In België hielp ik een illegaal in dat land verblijvend gezin uit een land met een zeer gewelddadig regime zover dat in mijn vermogen lag. De vader van de man was door het regime vermoord en ook familieleden en hijzelf en zijn gezin liepen gevaar.
Het gezin woonde op loopafstand van de Nederlandse grens zodat, als de Belgische vreemdelingendienst de woning binnenviel, ze naar een veilig land konden vluchten. Uiteindelijk heeft het gezin, met steun van onder andere Vlaamse politici, een verblijfsvergunning gekregen en is de grens gewoon een grens en geen rode lijn.
In de stad waarin de Kloosterbunker heb ik ook contact met illegaal -wat een rotwoord- hier verblijvende mensen. Ik breng ze naar artsen en hulpverleners, instanties en mensen die het niks uitmaakt of iemand hier illegaal is, illegaal aan de slag gaat en zodoende het tekort aan arbeidskrachten laat verminderen.
Ik ontvang ze ook thuis, dan doen we een bakkie en koken gezamenlijk lekkere maaltijden.
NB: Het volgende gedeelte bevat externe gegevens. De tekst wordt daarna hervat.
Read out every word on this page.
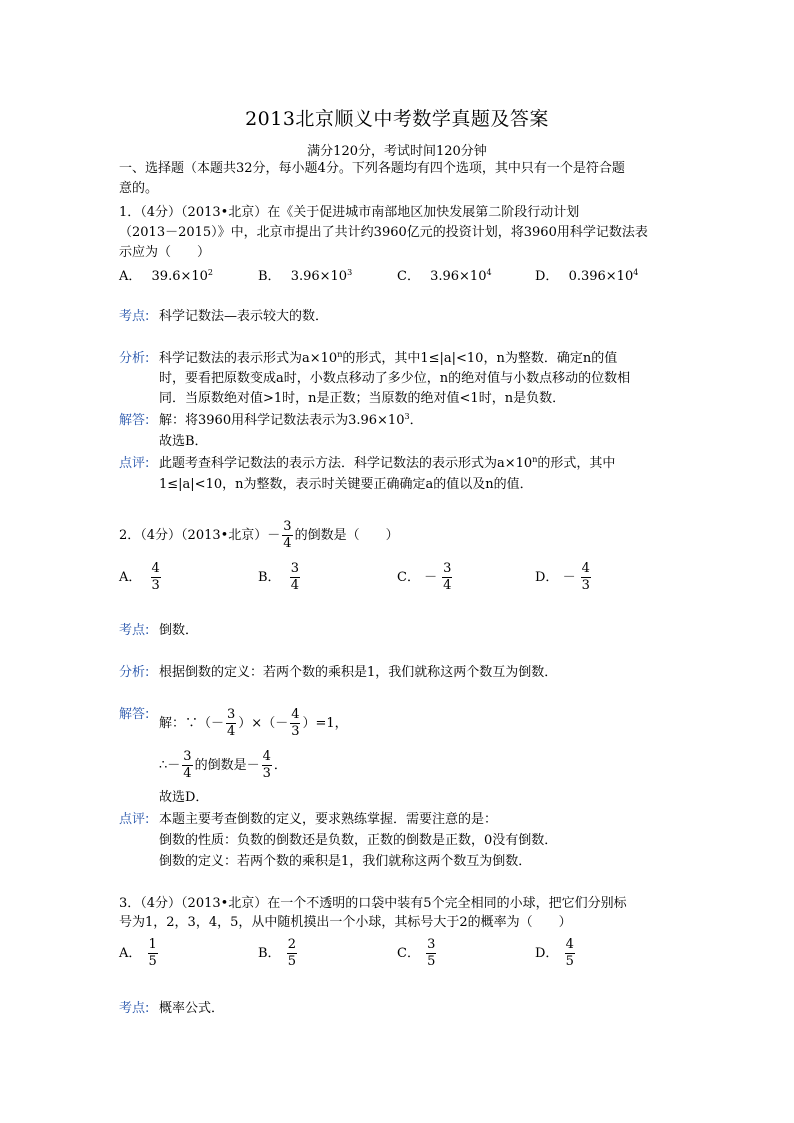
2013北京顺义中考数学真题及答案
满分120分，考试时间120分钟
一、选择题（本题共32分，每小题4分。下列各题均有四个选项，其中只有一个是符合题
意的。
1．（4分）（2013•北京）在《关于促进城市南部地区加快发展第二阶段行动计划
（2013－2015）》中，北京市提出了共计约3960亿元的投资计划，将3960用科学记数法表
示应为（　　）
A． $39.6\times 10^2$	B． $3.96\times 10^3$	C． $3.96\times 10^4$	D． $0.396\times 10^4$
考点: 科学记数法—表示较大的数．
分析: 科学记数法的表示形式为$a\times 10^n$的形式，其中1≤|a|<10，n为整数．确定n的值
时，要看把原数变成a时，小数点移动了多少位，n的绝对值与小数点移动的位数相
同．当原数绝对值>1时，n是正数；当原数的绝对值<1时，n是负数．
解答: 解：将3960用科学记数法表示为$3.96\times 10^3$．
故选B．
点评: 此题考查科学记数法的表示方法．科学记数法的表示形式为$a\times 10^n$的形式，其中
1≤|a|<10，n为整数，表示时关键要正确确定a的值以及n的值．
2．（4分）（2013•北京）－ $\frac{3}{4}$ 的倒数是（　　）
A． $\frac{4}{3}$	B． $\frac{3}{4}$	C． － $\frac{3}{4}$	D． － $\frac{4}{3}$
考点: 倒数．
分析: 根据倒数的定义：若两个数的乘积是1，我们就称这两个数互为倒数．
解答:
解：∵（－ $\frac{3}{4}$ ）×（－ $\frac{4}{3} )=1$，
∴－ $\frac{3}{4}$ 的倒数是－ $\frac{4}{3}$ ．
故选D．
点评: 本题主要考查倒数的定义，要求熟练掌握．需要注意的是：
倒数的性质：负数的倒数还是负数，正数的倒数是正数，0没有倒数．
倒数的定义：若两个数的乘积是1，我们就称这两个数互为倒数．
3．（4分）（2013•北京）在一个不透明的口袋中装有5个完全相同的小球，把它们分别标
号为1，2，3，4，5，从中随机摸出一个小球，其标号大于2的概率为（　　）
A． $\frac{1}{5}$	B． $\frac{2}{5}$	C． $\frac{3}{5}$	D． $\frac{4}{5}$
考点: 概率公式．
Dat blijf ik doen maar heb mijn uiterlijk veranderd, in de auto speciale apparatuur gemonteerd die achtervolgende ambtenaren signaleert zodat ik niet de gevangenis indraai omdat ik illegale mensen help. Artikel 140 WvSr.
Je kunt ook beter niet meer de Belgisch-Nederlandse grens oversteken als je veiligheid en respect zoekt. Door de wetten van Faber.
Moge iedereen gelukkig zijn, met name jij.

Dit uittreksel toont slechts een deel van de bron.